Leaf Networks, a software company founded in 2005, unveiled the official public release of its "Leaf" network technology, says Emediawire.

Leaf technology aims to fill the void for typical home and business computer users between their private physical local area network (LAN) network and its devices, and remote users who aren`t directly connected to their network but need to access those devices.

"Most people use one of two networks to access information and services, namely the public Internet and their private home or office LAN," explains Dr Jeff Capone, founder and CEO of Leaf Networks. "For most users, the use of these networks has remained distinct."
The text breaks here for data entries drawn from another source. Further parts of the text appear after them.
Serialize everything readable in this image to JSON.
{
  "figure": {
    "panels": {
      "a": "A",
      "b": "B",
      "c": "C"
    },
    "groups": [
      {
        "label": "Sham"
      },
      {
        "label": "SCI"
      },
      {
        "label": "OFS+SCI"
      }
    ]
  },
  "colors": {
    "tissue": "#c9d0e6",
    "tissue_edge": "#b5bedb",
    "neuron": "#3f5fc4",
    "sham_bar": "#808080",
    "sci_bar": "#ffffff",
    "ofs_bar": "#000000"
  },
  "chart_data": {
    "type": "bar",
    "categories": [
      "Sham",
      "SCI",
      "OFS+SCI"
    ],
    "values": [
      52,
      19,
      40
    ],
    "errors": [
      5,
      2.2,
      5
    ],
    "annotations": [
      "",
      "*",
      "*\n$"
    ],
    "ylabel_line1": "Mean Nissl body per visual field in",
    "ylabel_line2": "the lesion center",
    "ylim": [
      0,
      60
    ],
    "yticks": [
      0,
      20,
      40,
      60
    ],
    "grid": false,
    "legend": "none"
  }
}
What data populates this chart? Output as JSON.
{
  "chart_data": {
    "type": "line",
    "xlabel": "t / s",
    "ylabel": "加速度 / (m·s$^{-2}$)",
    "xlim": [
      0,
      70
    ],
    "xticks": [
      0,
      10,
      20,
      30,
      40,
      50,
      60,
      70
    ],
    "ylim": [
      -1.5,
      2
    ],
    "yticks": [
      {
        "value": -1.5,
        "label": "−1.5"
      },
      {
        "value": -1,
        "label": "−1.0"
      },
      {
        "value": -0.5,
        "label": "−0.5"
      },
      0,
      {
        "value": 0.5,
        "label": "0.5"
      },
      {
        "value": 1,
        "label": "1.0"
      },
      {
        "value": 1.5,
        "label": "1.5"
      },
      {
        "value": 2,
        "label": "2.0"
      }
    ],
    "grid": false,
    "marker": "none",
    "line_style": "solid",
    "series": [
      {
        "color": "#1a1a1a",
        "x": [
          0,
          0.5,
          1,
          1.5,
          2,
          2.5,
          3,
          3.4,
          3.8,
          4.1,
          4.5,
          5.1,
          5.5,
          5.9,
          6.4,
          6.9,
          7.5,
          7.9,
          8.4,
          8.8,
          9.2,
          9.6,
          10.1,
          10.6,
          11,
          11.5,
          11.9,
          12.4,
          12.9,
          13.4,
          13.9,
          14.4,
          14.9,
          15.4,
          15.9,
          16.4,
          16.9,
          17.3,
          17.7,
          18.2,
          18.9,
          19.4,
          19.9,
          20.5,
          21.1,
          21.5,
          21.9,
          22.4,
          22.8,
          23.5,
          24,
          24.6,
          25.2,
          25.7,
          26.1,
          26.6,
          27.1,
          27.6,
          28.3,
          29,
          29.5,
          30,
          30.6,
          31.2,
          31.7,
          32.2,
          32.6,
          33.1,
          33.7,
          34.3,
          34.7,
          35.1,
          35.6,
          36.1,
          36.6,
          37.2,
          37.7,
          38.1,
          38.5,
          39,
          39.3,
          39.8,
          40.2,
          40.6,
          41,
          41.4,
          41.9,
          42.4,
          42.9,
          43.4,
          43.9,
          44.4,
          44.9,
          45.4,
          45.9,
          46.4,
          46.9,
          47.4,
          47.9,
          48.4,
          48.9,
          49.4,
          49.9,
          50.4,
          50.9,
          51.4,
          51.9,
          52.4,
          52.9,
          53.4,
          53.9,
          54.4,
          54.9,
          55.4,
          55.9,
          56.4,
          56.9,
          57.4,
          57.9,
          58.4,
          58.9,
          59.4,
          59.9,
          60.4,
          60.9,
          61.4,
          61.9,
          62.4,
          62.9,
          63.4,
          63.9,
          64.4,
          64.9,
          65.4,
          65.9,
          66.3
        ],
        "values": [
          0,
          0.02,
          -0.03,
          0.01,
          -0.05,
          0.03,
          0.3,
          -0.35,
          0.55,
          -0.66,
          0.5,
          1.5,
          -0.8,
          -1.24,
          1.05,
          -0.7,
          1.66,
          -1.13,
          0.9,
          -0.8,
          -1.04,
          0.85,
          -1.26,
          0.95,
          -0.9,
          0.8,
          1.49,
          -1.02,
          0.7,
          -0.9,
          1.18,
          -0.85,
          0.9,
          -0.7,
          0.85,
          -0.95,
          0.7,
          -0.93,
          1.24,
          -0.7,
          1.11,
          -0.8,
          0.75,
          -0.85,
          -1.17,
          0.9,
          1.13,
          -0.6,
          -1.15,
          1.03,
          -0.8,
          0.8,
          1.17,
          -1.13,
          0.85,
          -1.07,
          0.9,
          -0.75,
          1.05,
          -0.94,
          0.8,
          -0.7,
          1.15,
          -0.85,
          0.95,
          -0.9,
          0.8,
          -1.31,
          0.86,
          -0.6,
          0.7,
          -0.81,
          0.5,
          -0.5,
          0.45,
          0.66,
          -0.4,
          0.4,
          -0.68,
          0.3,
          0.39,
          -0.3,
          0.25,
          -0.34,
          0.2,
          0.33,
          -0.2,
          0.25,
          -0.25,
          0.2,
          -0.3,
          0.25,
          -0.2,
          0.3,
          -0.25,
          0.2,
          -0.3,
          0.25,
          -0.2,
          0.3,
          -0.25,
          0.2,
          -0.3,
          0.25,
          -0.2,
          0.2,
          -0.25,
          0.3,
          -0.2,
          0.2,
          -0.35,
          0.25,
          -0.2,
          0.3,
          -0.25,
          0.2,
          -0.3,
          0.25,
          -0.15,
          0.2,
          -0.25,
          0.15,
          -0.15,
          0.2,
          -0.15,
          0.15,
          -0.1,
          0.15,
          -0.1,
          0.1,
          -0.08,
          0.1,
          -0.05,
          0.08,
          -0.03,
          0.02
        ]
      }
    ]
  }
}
Sun plans storage, server merger

Sun Microsystems CEO and president Jonathan Schwartz this week disclosed in his blog that the company plans to combine its storage and server product organisations into a new group called Sun Systems. The realignment comes almost two years after Sun paid about $4.1 billion to acquire tape vendor Storage Technology, reports Computerworld.

The new business unit will be responsible for aligning the company`s server, storage, virtualisation and networking technologies, Schwartz said.

Schwartz suggested in the blog post that the decision to combine the units comes as IT executives struggle to manage increasingly integrated system, storage and networking environments.